A comprehensive clinical examination is the basis for selecting further diagnostic steps:
- General physical examination – including blood pressure, pulse, body weight, height; further:
- Inspection (viewing).
- Of the skin and mucous membranes
- Neck vein congestion?
- Edema (praetibial edema?/water retention in the area of the lower leg/before the tibia, ankle; in supine patients: presacral/before the sacrum).
- Generalized peripheral cyanosis [blue coloration of lips and acras (finger/toe extremities, nose, ears)]
- Central cyanosis [bluish discoloration of skin and central mucous membranes, e.g., tongue]
- Auscultation (listening) of the heart, it may be possible to determine:
- Displaced (and widened) cardiac apex bump (palpable bump of the cardiac apex against the anterior chest wall during systole/contraction of the heart; placing the palm of the hand on the left parasternal facilitates finding the cardiac apex bump; this is assessed with two fingers: Location, extent, and strength).
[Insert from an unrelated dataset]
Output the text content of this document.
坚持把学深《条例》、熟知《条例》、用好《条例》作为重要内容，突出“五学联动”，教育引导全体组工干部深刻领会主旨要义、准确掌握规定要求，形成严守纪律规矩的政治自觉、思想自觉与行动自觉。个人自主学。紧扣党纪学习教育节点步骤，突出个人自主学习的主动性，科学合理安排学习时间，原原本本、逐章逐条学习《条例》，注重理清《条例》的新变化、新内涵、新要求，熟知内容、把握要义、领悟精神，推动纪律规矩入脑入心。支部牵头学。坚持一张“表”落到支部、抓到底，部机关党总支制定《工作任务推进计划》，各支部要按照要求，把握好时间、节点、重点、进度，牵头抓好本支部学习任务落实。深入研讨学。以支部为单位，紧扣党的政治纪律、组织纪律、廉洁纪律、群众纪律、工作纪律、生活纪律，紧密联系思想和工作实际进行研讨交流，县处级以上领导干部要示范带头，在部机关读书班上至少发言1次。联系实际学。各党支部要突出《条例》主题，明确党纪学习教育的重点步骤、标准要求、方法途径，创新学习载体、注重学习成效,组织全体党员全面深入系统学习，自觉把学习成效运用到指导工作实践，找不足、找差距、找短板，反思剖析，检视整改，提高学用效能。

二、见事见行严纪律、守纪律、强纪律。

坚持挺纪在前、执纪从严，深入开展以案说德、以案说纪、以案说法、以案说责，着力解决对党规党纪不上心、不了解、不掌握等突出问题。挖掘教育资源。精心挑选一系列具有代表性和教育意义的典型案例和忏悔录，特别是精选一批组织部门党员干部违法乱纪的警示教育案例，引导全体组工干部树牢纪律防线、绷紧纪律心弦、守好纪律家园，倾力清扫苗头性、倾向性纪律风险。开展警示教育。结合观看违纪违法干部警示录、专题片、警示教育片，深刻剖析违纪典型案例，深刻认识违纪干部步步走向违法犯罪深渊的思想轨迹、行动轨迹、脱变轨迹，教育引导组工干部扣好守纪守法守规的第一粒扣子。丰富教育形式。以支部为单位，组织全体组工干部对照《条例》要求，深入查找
- Auscultation findings: present 3rd heart sound (time: early diastole (relaxation and filling phase of the heart); approx. 0.15 sec. after the 2nd heart sound; due to the impingement of the blood jet on the stiff wall of the (insufficient) ventricle/cardiac chamber)
- Systolic heart murmurs in hypertrophic obstructive cardiomyopathy (HOCM)?Notes:
- Non-obstructive cardiomyopathy (HNCM) usually remains auscultatorily silent.
- A Valsalva maneuver (forced expiration/exhalation against the occluded mouth and nasal opening with simultaneous use of the abdominal press), as a provocation test, must be performed obligatorily when hypertrophic cardiomyopathy (HCM) is suspected, because in a proportion of patients the obstruction exists only under provocation.
- Auscultation of the lungs [in left heart failure:
- Pulmonary edema (fluid in the lungs): tachypnea (> 20 breaths/min); exacerbated breath sounds; inspiratory: bds. moist rales (RGs)/coarse bubbles rales; in severe cases audible without stethoscope (“bubbling of the lungs”); breath sound is attenuated]
- Examination of the abdomen (belly) [in heart failure (cardiac insufficiency): hepatomegaly (liver enlargement)?]
- Auscultation (listening) of the abdomen [vascular or stenotic sounds?, bowel sounds?]
- Percussion (tapping) of the abdomen.
- Meteorism (flatulence): hypersonoric tapping sound.
- Attenuation of tapping sound due to enlarged liver or spleen, tumor, urinary retention?
- Hepatomegaly (liver enlargement) and/or splenomegaly (spleen enlargement): estimate liver and spleen size.
- Palpation (palpation) of the abdomen (abdomen) (tenderness?, knocking pain?, coughing pain?, defensive tension?, hernial orifices?, renal bearing knocking pain?).
- Inspection (viewing).
- 6-minute walk test – standardized procedure for objective assessment, determination of severity, and progression of exercise limitation attributable to cardiopulmonary causes (at baseline and during the course of the disease).
- Assessment of consciousness using the Glasgow Coma Score (GCS).
- Health check
Square brackets [ ] indicate possible pathological (pathological) physical findings.Glasgow Coma Scale (GCS) – scale for estimating a disorder of consciousness.
Criterion | Score | |
Eye opening | spontaneous | 4 |
on request | 3 | |
on pain stimulus | 2 | |
no reaction | 1 | |
Verbal communication | conversational, oriented | 5 |
conversational, disoriented (confused) | 4 | |
incoherent words | 3 | |
unintelligible sounds | 2 | |
no verbal reaction | 1 | |
Motor response | Follows prompts | 6 |
Targeted pain defense | 5 | |
untargeted pain defense | 4 | |
on pain stimulus flexion synergisms | 3 | |
on pain stimulus stretching synergisms | 2 | |
No response to pain stimulus | 1 |
Assessment
- Points are awarded for each category separately and then added together. The maximum score is 15, the minimum 3 points.
- If the score is 8 or less, a very severe brain dysfunction is assumed and the there is a risk of life-threatening respiratory disorders.
- With a GCS ≤ 8, securing the airway by endotracheal intubation (insertion of a tube (hollow probe) through the mouth or nose between the vocal folds of the larynx into the trachea) must be considered.